Photo via Fast Company
Dutch couture designer Iris van Herpen is redefining what fashion can be by treating science as a creative partner rather than an afterthought. Her retrospective, "Sculpting the Senses," opens at the Brooklyn Museum on May 16 and represents the North American debut of a show that has traveled globally from Paris to Brisbane to Singapore. The exhibition showcases two decades of work that integrates biomimicry, 3D printing, and collaboration with paleontologists, architects, and biologists to create pieces that blur the line between wearable art and scientific exploration.

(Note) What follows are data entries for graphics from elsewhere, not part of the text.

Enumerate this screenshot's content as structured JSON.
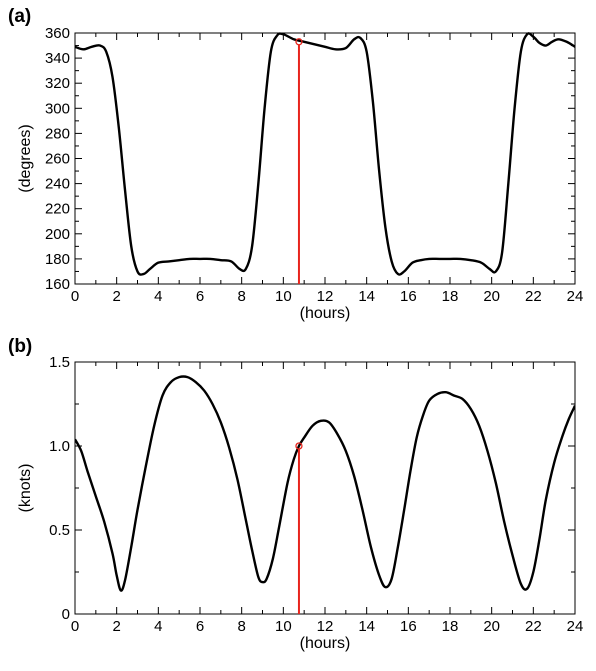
{
  "chart_data": [
    {
      "type": "line",
      "panel_label": "(a)",
      "xlabel": "(hours)",
      "ylabel": "(degrees)",
      "xlim": [
        0,
        24
      ],
      "ylim": [
        160,
        360
      ],
      "xticks": [
        0,
        2,
        4,
        6,
        8,
        10,
        12,
        14,
        16,
        18,
        20,
        22,
        24
      ],
      "yticks": [
        160,
        180,
        200,
        220,
        240,
        260,
        280,
        300,
        320,
        340,
        360
      ],
      "grid": false,
      "legend": "none",
      "series_color": "#000000",
      "marker_color": "#e8241c",
      "marker": {
        "x": 10.75,
        "y": 353
      },
      "x": [
        0,
        0.4,
        0.8,
        1.2,
        1.5,
        1.8,
        2.1,
        2.4,
        2.7,
        3.0,
        3.3,
        3.6,
        4.0,
        4.5,
        5.0,
        5.5,
        6.0,
        6.5,
        7.0,
        7.5,
        7.9,
        8.2,
        8.5,
        8.8,
        9.1,
        9.4,
        9.7,
        10.0,
        10.5,
        11.0,
        11.5,
        12.0,
        12.5,
        13.0,
        13.4,
        13.7,
        14.0,
        14.3,
        14.6,
        14.9,
        15.2,
        15.5,
        15.8,
        16.2,
        16.6,
        17.0,
        17.5,
        18.0,
        18.5,
        19.0,
        19.5,
        19.9,
        20.2,
        20.5,
        20.8,
        21.1,
        21.4,
        21.7,
        22.0,
        22.3,
        22.6,
        22.9,
        23.2,
        23.6,
        24.0
      ],
      "y": [
        349,
        347,
        349,
        350,
        345,
        325,
        285,
        235,
        190,
        170,
        168,
        172,
        177,
        178,
        179,
        180,
        180,
        180,
        179,
        178,
        172,
        172,
        190,
        240,
        300,
        345,
        358,
        359,
        355,
        353,
        351,
        349,
        347,
        348,
        355,
        356,
        345,
        305,
        250,
        205,
        178,
        168,
        170,
        177,
        179,
        180,
        180,
        180,
        180,
        179,
        177,
        172,
        170,
        185,
        240,
        300,
        345,
        359,
        357,
        352,
        350,
        353,
        355,
        353,
        349
      ]
    },
    {
      "type": "line",
      "panel_label": "(b)",
      "xlabel": "(hours)",
      "ylabel": "(knots)",
      "xlim": [
        0,
        24
      ],
      "ylim": [
        0,
        1.5
      ],
      "xticks": [
        0,
        2,
        4,
        6,
        8,
        10,
        12,
        14,
        16,
        18,
        20,
        22,
        24
      ],
      "yticks": [
        0,
        0.5,
        1.0,
        1.5
      ],
      "ytick_labels": [
        "0",
        "0.5",
        "1.0",
        "1.5"
      ],
      "grid": false,
      "legend": "none",
      "series_color": "#000000",
      "marker_color": "#e8241c",
      "marker": {
        "x": 10.75,
        "y": 1.0
      },
      "x": [
        0,
        0.3,
        0.6,
        1.0,
        1.4,
        1.8,
        2.0,
        2.2,
        2.4,
        2.7,
        3.0,
        3.4,
        3.8,
        4.2,
        4.6,
        5.0,
        5.4,
        5.8,
        6.2,
        6.6,
        7.0,
        7.4,
        7.8,
        8.2,
        8.5,
        8.8,
        9.0,
        9.2,
        9.5,
        9.8,
        10.2,
        10.5,
        10.75,
        11.0,
        11.4,
        11.8,
        12.2,
        12.6,
        13.0,
        13.4,
        13.8,
        14.2,
        14.6,
        14.9,
        15.2,
        15.5,
        15.8,
        16.1,
        16.4,
        16.7,
        17.0,
        17.4,
        17.8,
        18.2,
        18.6,
        19.0,
        19.4,
        19.8,
        20.2,
        20.6,
        21.0,
        21.4,
        21.7,
        22.0,
        22.3,
        22.6,
        23.0,
        23.4,
        23.7,
        24.0
      ],
      "y": [
        1.04,
        0.97,
        0.85,
        0.7,
        0.55,
        0.36,
        0.23,
        0.14,
        0.2,
        0.4,
        0.62,
        0.88,
        1.12,
        1.3,
        1.38,
        1.41,
        1.41,
        1.38,
        1.33,
        1.25,
        1.14,
        0.99,
        0.8,
        0.56,
        0.38,
        0.22,
        0.19,
        0.21,
        0.33,
        0.52,
        0.78,
        0.92,
        1.0,
        1.05,
        1.12,
        1.15,
        1.14,
        1.07,
        0.97,
        0.82,
        0.62,
        0.4,
        0.23,
        0.16,
        0.21,
        0.4,
        0.62,
        0.85,
        1.05,
        1.18,
        1.27,
        1.31,
        1.32,
        1.3,
        1.28,
        1.22,
        1.12,
        0.97,
        0.78,
        0.55,
        0.35,
        0.18,
        0.15,
        0.25,
        0.45,
        0.68,
        0.9,
        1.06,
        1.16,
        1.24
      ]
    }
  ]
}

Van Herpen's approach offers a striking counterpoint to current industry trends. While the global fashion industry generates 92 million to 100 million tons of textile waste annually and mainstream brands increasingly rely on AI-generated lookbooks and ultrafast production cycles, Van Herpen maintains an entirely handmade couture practice. According to Fast Company, she produces limited pieces through extended, meditative processes—a single bubble dress worn at the 2026 Met Gala took 2,550 hours to construct from 15,000 hand-formed glass bubbles. For Atlanta's growing fashion and design sectors, Van Herpen's model suggests an alternative path focused on sustainability and craftsmanship over volume.
The Brooklyn exhibition demonstrates fashion's evolving relationship with scientific inquiry and natural systems. Van Herpen's collections draw inspiration from water in all its states, fish scale architecture, spider webs, and even coral systems—a practice called biomimicry that transforms scientific observation into textile innovation. The show includes an 80-million-year-old ichthyosaur skeleton displayed alongside bone-inspired couture, courtesy of a partnership with the American Museum of Natural History. This fusion of natural history and fashion design may inspire Atlanta institutions and designers to explore similar cross-disciplinary collaborations.
Perhaps most radically, Van Herpen's work challenges the fashion industry's obsession with speed and scale. A new video installation in the Brooklyn show projects the invisible labor of her atelier—hand placement, needle catches, slow embroidery accumulation—onto 25-foot screens in real time, celebrating the meditative process behind couture creation. In an industry increasingly pressured toward automation and rapid turnover, Van Herpen's insistence on slow, deliberate craftsmanship offers Atlanta's luxury and independent fashion makers a compelling model for differentiation and sustainability in an accelerating market.